Two years before leaving high school is the time to start thinking about higher education and to focus on the degree course or other programme you want to do, and you will ask yourself what subjects excite you and will continue to inspire you 10 years from now?
You may not be able to answer these questions so you will then ask yourself which degree courses will benefit you most, as well as enthusing you now? You have to be sure that you will enjoy the degree course you undertake, that it could lead you to a career that you want to follow, and that it will help you develop the skills that a future employer will be looking for.
To help you decide, your parents, your high school’s career service, one of Singapore’s education consultancies and agencies, recent graduates, and your friends can all help you by talking you through your options.
Should you decide to study in Singapore, or perhaps Malaysia, attending an open day at the university or college of your choice will be very useful; it will give the institution you are visiting an opportunity to meet you as well as giving you the chance to see what facilities are on offer. Should you decide on another ASEAN country or elsewhere in the world, then you could resort to the internet.
The level at which you wish to study
Whatever subject you want to explore at this stage, you have to decide the level to which you want to study. Levels include:
- diplomas and advanced diplomas – pre-degree qualifications that usually last at least two years;
- foundation degrees – not available in every country and usually related to a specific career. Foundation degrees are equivalent to the first two years of a BA, BEng or BSc degree;
- top-up degrees – you may be able to top-up your diploma, advanced diploma or foundation degree to a BA, BEng or BSc in a top-up programme lasting one or two years depending on the discipline. It is often possible to do this at a different university;
- BA (Bachelor of Arts) – undergraduate degrees in non-science subjects;
- BEng (Bachelor of Engineering) – three- or four-year degrees in subjects related to engineering;
- BSc (Bachelor of Science) – degrees lasting three or four years in subjects that are science-orientated;
- other degrees, such as those in medicine, that last much longer (see the web-site of the university of your choice).
Choosing your subject of study
It is important that you don’t allow current employment market conditions to dictate your choice of degree subject, as these may have changed considerably by the time you graduate. You will have to try, with the help of your parents and professionals, to predict what the work environment will be like in three or four years’ time.
It will be better, therefore, if you choose a subject that matches your interests and abilities: you will get more benefit and enjoyment from your studies, and, as a result, you might even get a better degree (higher GPA).
It is important to remember that, in some countries, about half of jobs available to new graduates are open to people with a degree in any subject. So, if you don’t know what you want to do when you graduate, it’s safe to study a so-called traditional subject that have you enjoyed at high school, even if it’s not one that qualifies you for a particular career.
There are, however, some careers (architecture, dentistry, medicine are examples) which it is almost impossible to enter without first gaining a relevant degree qualification. If you’ve researched your career options thoroughly and are sure you want to enter one of these fields there is clearly no point applying for any other course.
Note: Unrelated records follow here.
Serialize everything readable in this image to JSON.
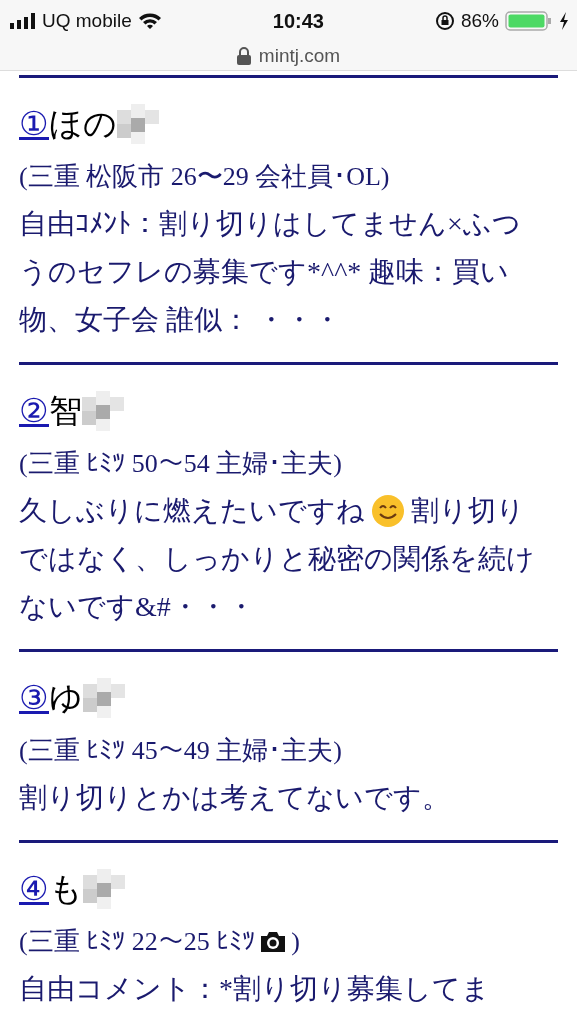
{
  "status_bar": {
    "carrier": "UQ mobile",
    "time": "10:43",
    "battery": "86%"
  },
  "address_bar": {
    "url": "mintj.com"
  },
  "entries": [
    {
      "number": "①",
      "name": "ほの",
      "profile": [
        {
          "kind": "text",
          "text": "(三重 松阪市 26〜29 会社員･OL)"
        }
      ],
      "comment_lines": [
        [
          {
            "kind": "text",
            "text": "自由ｺﾒﾝﾄ：割り切りはしてません×ふつ"
          }
        ],
        [
          {
            "kind": "text",
            "text": "うのセフレの募集です*^^* 趣味：買い"
          }
        ],
        [
          {
            "kind": "text",
            "text": "物、女子会 誰似： ・・・"
          }
        ]
      ]
    },
    {
      "number": "②",
      "name": "智",
      "profile": [
        {
          "kind": "text",
          "text": "(三重 ﾋﾐﾂ 50〜54 主婦･主夫)"
        }
      ],
      "comment_lines": [
        [
          {
            "kind": "text",
            "text": "久しぶりに燃えたいですね"
          },
          {
            "kind": "smiley"
          },
          {
            "kind": "text",
            "text": "割り切り"
          }
        ],
        [
          {
            "kind": "text",
            "text": "ではなく、しっかりと秘密の関係を続け"
          }
        ],
        [
          {
            "kind": "text",
            "text": "ないです&#・・・"
          }
        ]
      ]
    },
    {
      "number": "③",
      "name": "ゆ",
      "profile": [
        {
          "kind": "text",
          "text": "(三重 ﾋﾐﾂ 45〜49 主婦･主夫)"
        }
      ],
      "comment_lines": [
        [
          {
            "kind": "text",
            "text": "割り切りとかは考えてないです。"
          }
        ]
      ]
    },
    {
      "number": "④",
      "name": "も",
      "profile": [
        {
          "kind": "text",
          "text": "(三重 ﾋﾐﾂ 22〜25 ﾋﾐﾂ"
        },
        {
          "kind": "camera"
        },
        {
          "kind": "text",
          "text": ")"
        }
      ],
      "comment_lines": [
        [
          {
            "kind": "text",
            "text": "自由コメント：*割り切り募集してま"
          }
        ]
      ]
    }
  ]
}
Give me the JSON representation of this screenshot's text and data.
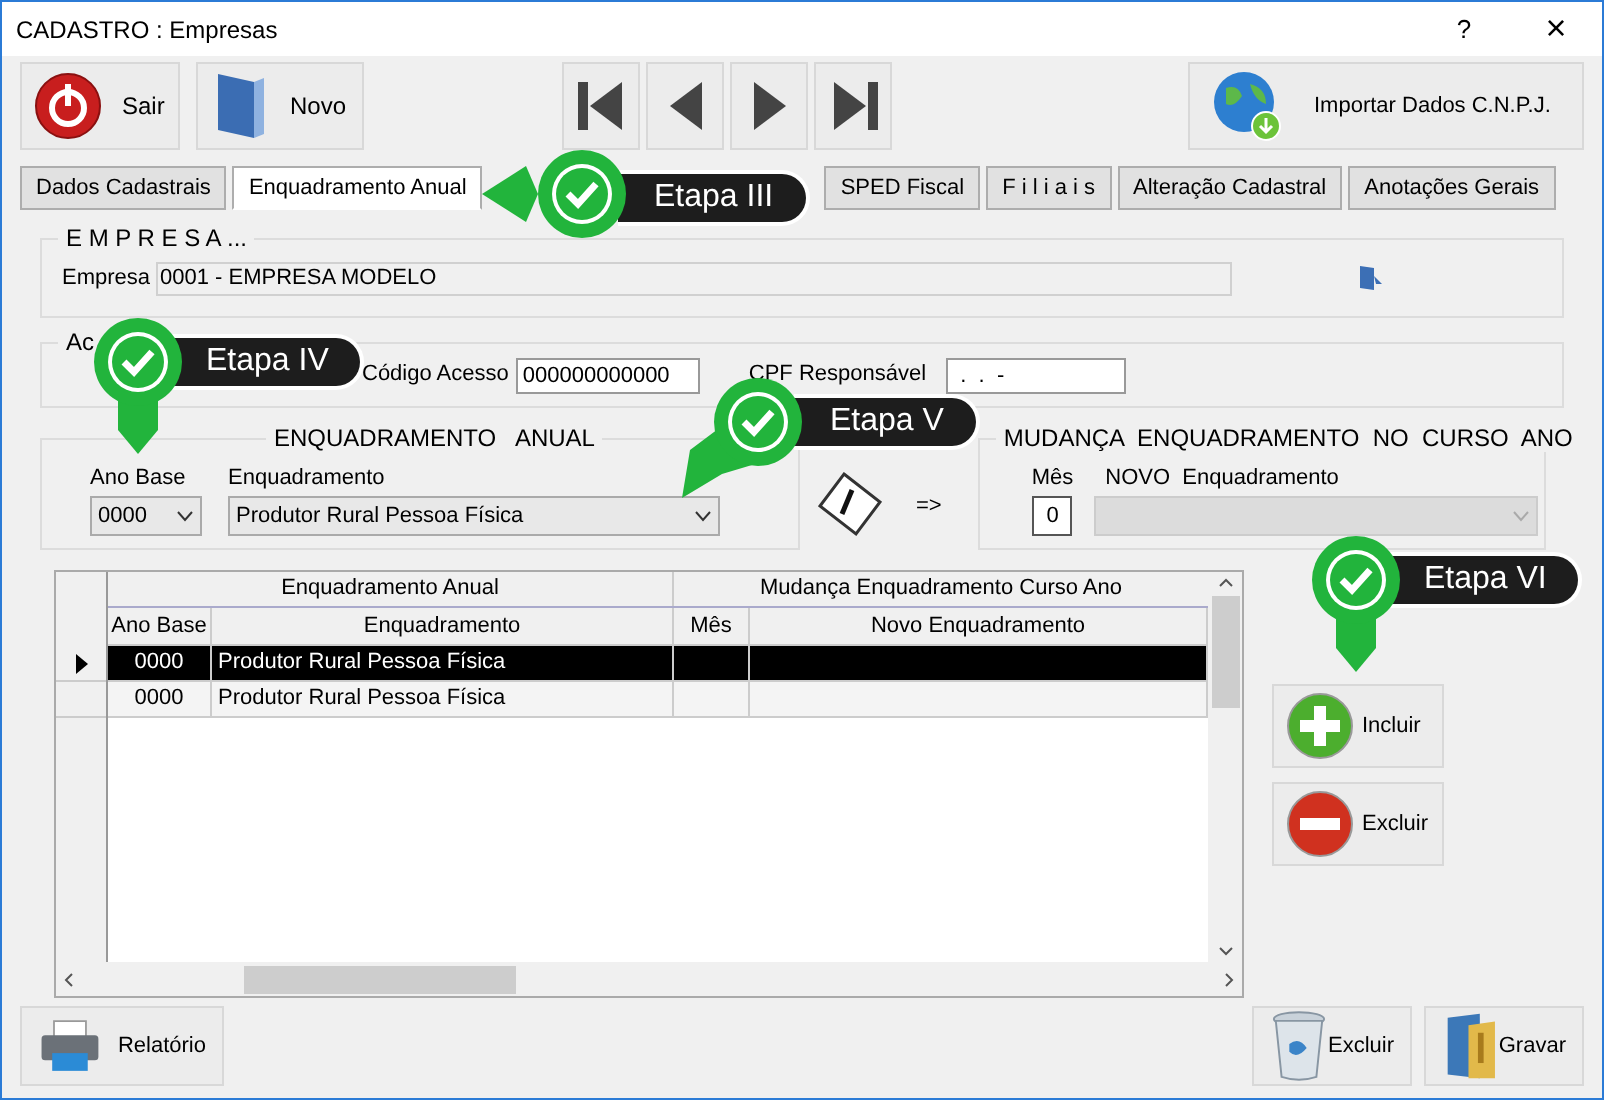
{
  "window": {
    "title": "CADASTRO : Empresas",
    "help": "?",
    "close": "×"
  },
  "toolbar": {
    "left": [
      {
        "label": "Sair",
        "kind": "power"
      },
      {
        "label": "Novo",
        "kind": "book"
      }
    ],
    "nav": [
      {
        "kind": "first"
      },
      {
        "kind": "prev"
      },
      {
        "kind": "next"
      },
      {
        "kind": "last"
      }
    ],
    "import": "Importar Dados C.N.P.J."
  },
  "tabs": [
    {
      "label": "Dados Cadastrais",
      "selected": false
    },
    {
      "label": "Enquadramento Anual",
      "selected": true
    },
    {
      "label": "SPED Fiscal",
      "selected": false
    },
    {
      "label": "F i l i a i s",
      "selected": false
    },
    {
      "label": "Alteração Cadastral",
      "selected": false
    },
    {
      "label": "Anotações Gerais",
      "selected": false
    }
  ],
  "empresa": {
    "legend": "E M P R E S A ...",
    "label": "Empresa",
    "value": "0001 - EMPRESA MODELO"
  },
  "acesso": {
    "legend": "Ac",
    "code_label": "Código Acesso",
    "code_value": "000000000000",
    "cpf_label": "CPF Responsável",
    "cpf_value": " .  .  -"
  },
  "enquadramento": {
    "legend": "ENQUADRAMENTO   ANUAL",
    "ano_label": "Ano Base",
    "ano_value": "0000",
    "enq_label": "Enquadramento",
    "enq_value": "Produtor Rural Pessoa Física",
    "arrow": "=>"
  },
  "mudanca": {
    "legend": "MUDANÇA  ENQUADRAMENTO  NO  CURSO  ANO",
    "mes_label": "Mês",
    "mes_value": "0",
    "novo_label": "NOVO  Enquadramento",
    "novo_disabled": true
  },
  "table": {
    "groups": [
      "Enquadramento Anual",
      "Mudança Enquadramento Curso Ano"
    ],
    "columns": [
      "Ano Base",
      "Enquadramento",
      "Mês",
      "Novo Enquadramento"
    ],
    "rows": [
      {
        "cells": [
          "0000",
          "Produtor Rural Pessoa Física",
          "",
          ""
        ],
        "selected": true
      },
      {
        "cells": [
          "0000",
          "Produtor Rural Pessoa Física",
          "",
          ""
        ],
        "selected": false
      }
    ]
  },
  "side_buttons": [
    {
      "label": "Incluir",
      "kind": "add"
    },
    {
      "label": "Excluir",
      "kind": "remove"
    }
  ],
  "bottom": {
    "left": "Relatório",
    "right": [
      {
        "label": "Excluir",
        "kind": "trash"
      },
      {
        "label": "Gravar",
        "kind": "folder"
      }
    ]
  },
  "callouts": [
    {
      "label": "Etapa III",
      "kind": "left"
    },
    {
      "label": "Etapa IV",
      "kind": "down"
    },
    {
      "label": "Etapa V",
      "kind": "downleft"
    },
    {
      "label": "Etapa VI",
      "kind": "down"
    }
  ]
}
On the other hand, if you graduate with a degree in forensic computing, say, and then decide after a few years that your career in this field is no longer enjoyable, you may regret your decision to specialise so early.
It is worth remembering also that company recruiters not only look at an applicant’s academic capabilities but also at the soft skills the graduate can demonstrate: numeracy, computer literacy, the ability to present oral and written reports, to work individually and in a team are important to most companies today.
The reputation of the university you choose could affect your career and you would be well advised to consult a reliable league table, or the published results of national student surveys, to get some insight into the standing of the university.
Going to university in another country is always a big move and while examining possible degree programmes you (and your parents) will at the same time look for assurances that your welfare is of paramount importance at the university you choose. Singapore’s education agencies and consultancies, and especially recent graduates, can be very helpful in giving information on this. Education consultancies can advise you on estimating your future needs overseas: living costs (including hidden costs); and they can give you tips on ensuring your welfare and safety.
Most universities outside Singapore that have significant overseas student numbers operate international offices that are dedicated to the welfare of students from other countries. These offices offer a range of services that usually include:
- pre-departure advice on visa requirements,
- a tailor-made international student orientation programme,
- a range of day trips to places of interest in the host country,
- an active international student society, and
- throughout your stay as an undergraduate, the mentoring support you may need in managing accommodation, medical and pastoral issues.
The University Department in which you study will provide guidance on academic and some private issues.
University life isn’t just about getting a degree: it is also about being part of a community that makes you feel at home. So, other factors to examine before making a decision are facilities on offer in the arts, music and sport, and, in case you and a friend want to get away for a short while, ease of access to a city or the country.
About the author
E.H. Twizell has Professor Emeritus status at Brunel University, UK, and holds several Visiting Professorships at universities in Japan, China and the United Arab Emirates. Before retiring in 2005 he was a frequent visitor to Singapore and is currently a member of the Senate of MDIS, the Management Development Institute of Singapore.